1. Patrick Soon-Shiong

1. Patrick Soon-Shiong

Net Worth: $19.1 B

LAST YEAR: $20.4 B
AGE: 70
RESIDENCE: Brentwood
SOURCE OF WEALTH: Health care, investments, media

THE MONEY: Another rough year for Soon-Shiong, as his net worth declined 6% for the second straight year. The value of his public company holdings plunged, led by a 60% drop in biopharma company ImmunityBio Inc. and a 72% drop in health tech company NantHealth Inc. Other public company holdings, including Zoom Video Communications and solar tech company Heliogen Inc., experienced similar drops. Gains in his private investments partly offset these plunges, including an investment pool jump-started by the sale of Abraxis Bioscience for $3.8 billion in 2010 and the $4.6 billion sale in 2008 of his drug business APP Pharmaceuticals. In 2019, Soon-Shiong received a $710 million cash payout when Celgene — the company that bought Abraxis Bioscience — was sold to Bristol Myers Squibb. His portfolio took a hit in 2020 when he lost tens of millions of dollars from the bankruptcy of Verity Health System, into which he had invested more than $300 million.

THE BUZZ: Soon-Shiong’s immunotherapy company, ImmunityBio Inc., finally yielded positive news in May with the announcement it would submit its first biologic drug – aimed at treating certain types of bladder cancer – to the Food and Drug Administration for evaluation. Meanwhile, health tech firm NantHealth moved its headquarters from El Segundo to Morrisville, North Carolina. Mixed news from his main media holding, the Los Angeles Times. On the plus side, the paper racked up its fifth Pulitzer Prize since Soon-Shiong purchased it in mid-2018. But the paper’s management faced criticism from former investigative reporter Paul Pringle, who alleged in a book published earlier this year that Times editors sat on a story about the misconduct of former USC Keck School of Medicine Dean Carmen Puliafito because of the paper’s close ties to the university. The former editors refuted the claims, saying the story was delayed because it needed more sourcing and work; after it ran, the story won the 2019 Pulitzer Prize for investigative reporting.

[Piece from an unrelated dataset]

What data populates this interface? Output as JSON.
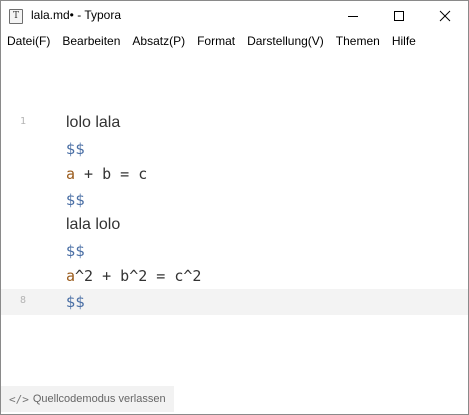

Soon-Shiong saw little personal satisfaction this past year from his 4.5% stake in the Los Angeles Lakers, as the basketball team had an unexpectedly bad season and didn’t even come close to making the playoffs. A native of South Africa, Soon-Shiong received a medical degree from the University of Witwatersrand and was the first intern of Chinese descent at Johannesburg General Hospital during the apartheid era. He came to the United States to train as a surgeon at UCLA. Soon-Shiong pioneered therapies for diabetes and cancer, including the drug Abraxane to treat several types of cancers, which became the basis for his company Abraxis BioScience. After the 2008 sale of APP Pharmaceuticals, Soon-Shiong and his wife, Michelle Chan, formed the Chan Soon-Shiong Family Foundation and in 2010 were among the first group of signatories to the Giving Pledge, committing to giving away more than half of their wealth to philanthropic or charitable causes.